The building blocks: STOCK + ROUX
For brown stock, you roast veal bones and then put them in a pot with vegetables and water. Simmer for four hours. “If you do that same process with chicken or fish bones, you get a white stock.” It’s a simplification of a process with a million variables and nuances—How roasted are the bones? What aromatics go in the pot?—but it lays out the basics: there is BROWN STOCK and WHITE STOCK.
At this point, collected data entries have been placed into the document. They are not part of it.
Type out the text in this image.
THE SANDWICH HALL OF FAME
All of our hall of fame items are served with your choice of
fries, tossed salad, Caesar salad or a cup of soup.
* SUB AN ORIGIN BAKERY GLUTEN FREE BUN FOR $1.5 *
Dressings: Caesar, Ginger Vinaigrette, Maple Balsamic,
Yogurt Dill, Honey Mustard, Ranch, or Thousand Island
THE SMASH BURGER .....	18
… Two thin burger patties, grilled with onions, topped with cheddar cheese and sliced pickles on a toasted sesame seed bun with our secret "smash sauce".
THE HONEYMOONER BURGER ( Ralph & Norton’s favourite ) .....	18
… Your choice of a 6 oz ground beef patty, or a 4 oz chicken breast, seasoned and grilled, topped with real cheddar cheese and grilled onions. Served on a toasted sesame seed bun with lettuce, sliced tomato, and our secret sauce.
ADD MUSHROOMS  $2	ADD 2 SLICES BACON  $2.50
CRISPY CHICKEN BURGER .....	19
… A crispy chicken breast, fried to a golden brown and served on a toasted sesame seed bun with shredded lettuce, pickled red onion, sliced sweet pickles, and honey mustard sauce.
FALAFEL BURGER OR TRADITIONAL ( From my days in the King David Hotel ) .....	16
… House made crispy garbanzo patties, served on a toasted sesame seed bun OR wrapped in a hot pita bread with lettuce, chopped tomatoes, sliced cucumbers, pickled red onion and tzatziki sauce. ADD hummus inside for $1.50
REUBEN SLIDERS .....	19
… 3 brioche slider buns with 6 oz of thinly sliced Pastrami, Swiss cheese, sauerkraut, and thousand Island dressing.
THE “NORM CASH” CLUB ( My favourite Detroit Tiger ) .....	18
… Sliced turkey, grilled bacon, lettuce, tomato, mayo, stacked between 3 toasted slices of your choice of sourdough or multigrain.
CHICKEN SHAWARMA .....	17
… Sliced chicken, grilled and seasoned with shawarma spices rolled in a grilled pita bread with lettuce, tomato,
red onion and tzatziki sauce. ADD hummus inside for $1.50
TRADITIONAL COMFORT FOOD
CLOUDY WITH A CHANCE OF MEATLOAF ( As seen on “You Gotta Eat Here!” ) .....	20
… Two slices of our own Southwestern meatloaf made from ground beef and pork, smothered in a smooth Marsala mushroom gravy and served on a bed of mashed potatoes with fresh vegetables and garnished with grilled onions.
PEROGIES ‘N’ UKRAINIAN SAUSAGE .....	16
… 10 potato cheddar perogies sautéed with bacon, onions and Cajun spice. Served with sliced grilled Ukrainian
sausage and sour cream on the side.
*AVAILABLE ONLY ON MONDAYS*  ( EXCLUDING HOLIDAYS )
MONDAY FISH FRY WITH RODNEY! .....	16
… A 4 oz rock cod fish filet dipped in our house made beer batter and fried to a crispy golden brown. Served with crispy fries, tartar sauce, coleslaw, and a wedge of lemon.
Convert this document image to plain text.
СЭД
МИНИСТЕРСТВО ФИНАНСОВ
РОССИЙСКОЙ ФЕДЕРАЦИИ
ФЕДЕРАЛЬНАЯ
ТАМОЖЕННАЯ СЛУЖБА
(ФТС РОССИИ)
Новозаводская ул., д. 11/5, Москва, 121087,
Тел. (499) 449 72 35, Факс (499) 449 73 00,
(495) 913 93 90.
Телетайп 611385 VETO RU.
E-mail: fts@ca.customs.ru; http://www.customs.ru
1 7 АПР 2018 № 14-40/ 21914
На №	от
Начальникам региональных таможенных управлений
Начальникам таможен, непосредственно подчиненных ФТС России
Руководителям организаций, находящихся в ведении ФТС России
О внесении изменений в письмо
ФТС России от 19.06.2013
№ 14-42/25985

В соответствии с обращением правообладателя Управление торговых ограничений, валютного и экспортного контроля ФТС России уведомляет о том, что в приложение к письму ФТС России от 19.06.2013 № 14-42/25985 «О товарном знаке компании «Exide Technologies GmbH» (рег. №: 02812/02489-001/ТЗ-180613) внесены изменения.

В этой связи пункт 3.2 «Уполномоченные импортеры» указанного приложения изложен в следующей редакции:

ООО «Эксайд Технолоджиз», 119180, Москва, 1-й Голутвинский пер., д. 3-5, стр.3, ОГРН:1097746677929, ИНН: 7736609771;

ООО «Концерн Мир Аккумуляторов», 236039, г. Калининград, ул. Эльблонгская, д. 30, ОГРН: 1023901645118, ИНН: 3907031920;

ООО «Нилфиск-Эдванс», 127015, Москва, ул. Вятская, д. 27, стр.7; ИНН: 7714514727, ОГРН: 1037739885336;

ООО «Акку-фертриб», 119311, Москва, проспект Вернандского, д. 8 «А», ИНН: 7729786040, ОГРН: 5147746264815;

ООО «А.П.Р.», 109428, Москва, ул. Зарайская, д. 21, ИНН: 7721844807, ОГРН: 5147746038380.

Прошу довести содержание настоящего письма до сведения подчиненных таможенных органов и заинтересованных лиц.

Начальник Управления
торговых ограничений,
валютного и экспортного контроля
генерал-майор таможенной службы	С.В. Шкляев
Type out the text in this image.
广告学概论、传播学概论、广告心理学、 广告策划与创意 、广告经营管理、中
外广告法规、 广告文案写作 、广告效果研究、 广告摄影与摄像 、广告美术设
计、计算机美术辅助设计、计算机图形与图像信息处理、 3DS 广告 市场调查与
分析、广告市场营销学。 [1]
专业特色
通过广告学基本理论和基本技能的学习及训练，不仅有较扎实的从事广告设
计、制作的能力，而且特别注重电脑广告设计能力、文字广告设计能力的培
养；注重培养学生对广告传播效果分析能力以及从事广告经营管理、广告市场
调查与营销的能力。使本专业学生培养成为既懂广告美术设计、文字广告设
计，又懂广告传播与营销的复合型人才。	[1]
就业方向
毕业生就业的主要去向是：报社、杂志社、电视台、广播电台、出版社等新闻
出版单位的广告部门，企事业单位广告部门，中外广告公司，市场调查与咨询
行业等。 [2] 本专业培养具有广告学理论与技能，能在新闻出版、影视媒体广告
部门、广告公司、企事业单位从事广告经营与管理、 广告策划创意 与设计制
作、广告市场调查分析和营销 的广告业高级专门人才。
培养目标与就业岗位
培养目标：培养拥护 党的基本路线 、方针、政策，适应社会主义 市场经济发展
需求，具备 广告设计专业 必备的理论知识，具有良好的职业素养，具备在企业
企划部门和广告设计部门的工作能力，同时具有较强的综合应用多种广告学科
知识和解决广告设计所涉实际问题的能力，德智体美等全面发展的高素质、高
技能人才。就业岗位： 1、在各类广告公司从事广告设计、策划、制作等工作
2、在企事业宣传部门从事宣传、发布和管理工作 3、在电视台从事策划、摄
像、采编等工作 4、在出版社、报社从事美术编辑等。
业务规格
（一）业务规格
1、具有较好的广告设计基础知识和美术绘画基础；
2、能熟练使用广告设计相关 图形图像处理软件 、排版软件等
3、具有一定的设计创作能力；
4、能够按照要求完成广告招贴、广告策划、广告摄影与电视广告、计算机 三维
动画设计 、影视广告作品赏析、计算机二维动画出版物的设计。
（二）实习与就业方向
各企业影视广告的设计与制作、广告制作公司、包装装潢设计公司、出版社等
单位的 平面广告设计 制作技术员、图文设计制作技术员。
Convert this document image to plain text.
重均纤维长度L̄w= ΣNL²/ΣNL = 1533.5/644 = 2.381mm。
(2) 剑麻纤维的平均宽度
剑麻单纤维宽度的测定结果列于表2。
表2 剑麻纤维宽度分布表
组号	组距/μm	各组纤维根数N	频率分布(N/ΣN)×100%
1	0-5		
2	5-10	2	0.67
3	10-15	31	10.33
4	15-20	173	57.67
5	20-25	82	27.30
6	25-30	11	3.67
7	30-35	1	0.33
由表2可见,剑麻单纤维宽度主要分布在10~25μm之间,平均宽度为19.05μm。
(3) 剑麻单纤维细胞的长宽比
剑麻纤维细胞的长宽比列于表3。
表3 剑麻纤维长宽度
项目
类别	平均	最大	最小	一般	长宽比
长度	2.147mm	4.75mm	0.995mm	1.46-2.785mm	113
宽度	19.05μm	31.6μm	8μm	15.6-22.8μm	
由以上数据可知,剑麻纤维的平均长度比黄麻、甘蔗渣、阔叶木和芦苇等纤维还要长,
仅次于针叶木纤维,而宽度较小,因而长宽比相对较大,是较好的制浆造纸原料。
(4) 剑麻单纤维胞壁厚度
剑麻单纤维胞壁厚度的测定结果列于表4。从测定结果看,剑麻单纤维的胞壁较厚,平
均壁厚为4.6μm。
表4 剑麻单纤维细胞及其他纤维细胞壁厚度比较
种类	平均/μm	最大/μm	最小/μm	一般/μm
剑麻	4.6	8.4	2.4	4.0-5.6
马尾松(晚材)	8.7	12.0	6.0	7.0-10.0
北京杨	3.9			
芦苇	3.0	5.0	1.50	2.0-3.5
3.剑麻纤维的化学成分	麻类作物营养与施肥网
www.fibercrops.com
Roux comes in three colors: WHITE, PALE, and BROWN. Escoffier called them the “cohering element in sauces.” All roux are made the same way: butter is melted, flour is added, and the mixture is cooked and constantly stirred until the desired color of doneness is achieved. Escoffier liked brown roux for brown sauces; he wrote that a brown roux should exude “a scent resembling that of the hazelnut.” Pale roux is for veloutés or cream sauces; “cooking must cease as soon as the color of the roux begins to change,” he advised. White roux is for béchamel and white sauces. Escoffier advised cooking it only as long it is “needful…to do away with the disagreeable taste of raw flour.”
WHITE SAUCES
BÉCHAMEL
Béchamel is found as a thickener in soups, a fundamental part of soufflés, and the creamy binding thing that isn’t cheese in classic lasagnas. It is a WHITE ROUX and MILK that is then seasoned with salt and pepper and sometimes nutmeg. Escoffier’s version called for a few more things—lean veal and onions, among others—but those ingredients have been stripped out in common usage over the years.
VELOUTÉ
Velouté means “velvety”, which tells you a lot of what you need to know about this fundamental white sauce—it and its progeny are velvety while béchamel and its derivatives are creamy. PALE ROUX and WHITE STOCK are cooked into a glossy emulsion. Velouté isn’t a sauce you see out front on a lot of dishes—chicken or fish with it, maybe—but it is the basis for many others (like ravigote, which adds shallots, or suprême, which adds cream).
HOLLANDAISE
Hollandaise was a latecomer to the mother sauce party. French chefs didn’t start working with it until the late eighteenth century. Making Hollandaise requires finesse: egg yolks and lemon juice (or, in Escoffier’s time, vinegar) are whisked rapidly in a double boiler set over simmering water; butter is added in a slow stream until it becomes a smooth shiny frothy emulsion; salt and cayenne come in to finish. Hollandaise itself is a most often employed in the ultimate egg-on-egg dish: eggs benedict. With the addition of tarragon and shallots, it becomes béarnaise, steak’s best friend.
BROWN SAUCES
BROWN SAUCE / ESPAGNOLE
Sauce espagnole is the product of brown stock thickened with brown roux. Tomatoe purée or tomato paste is added at the end. During the cooking process, it’s important to skim the top every two hours. It’s heavy and dark and as such, has fallen out of favor in modern kitchens. Nowadays, its derivatives are more common: combined with brown stock and reduced down further it becomes demi-glace; add red wine to that and it becomes a bordelaise. Both are served with red meat.
SAUCE TOMATE
Imagine a roux-thickened tomato sauce and you’re close to the original sauce tomate. Escoffier called for rendering a salt breast of pork, sweating carrots and onions in that fat with a bit of butter, dusting the mixture to make a roux, adding the tomatoes and white veal stock, boiling, and reducing until thick. Though included by Julia Child in Mastering the Art of French Cooking, this style of tomato sauce is rarely used in modern kitchens. Today, the tomatoes are more likely to be canned than fresh and the thickening comes from a longer reduction, not a roux.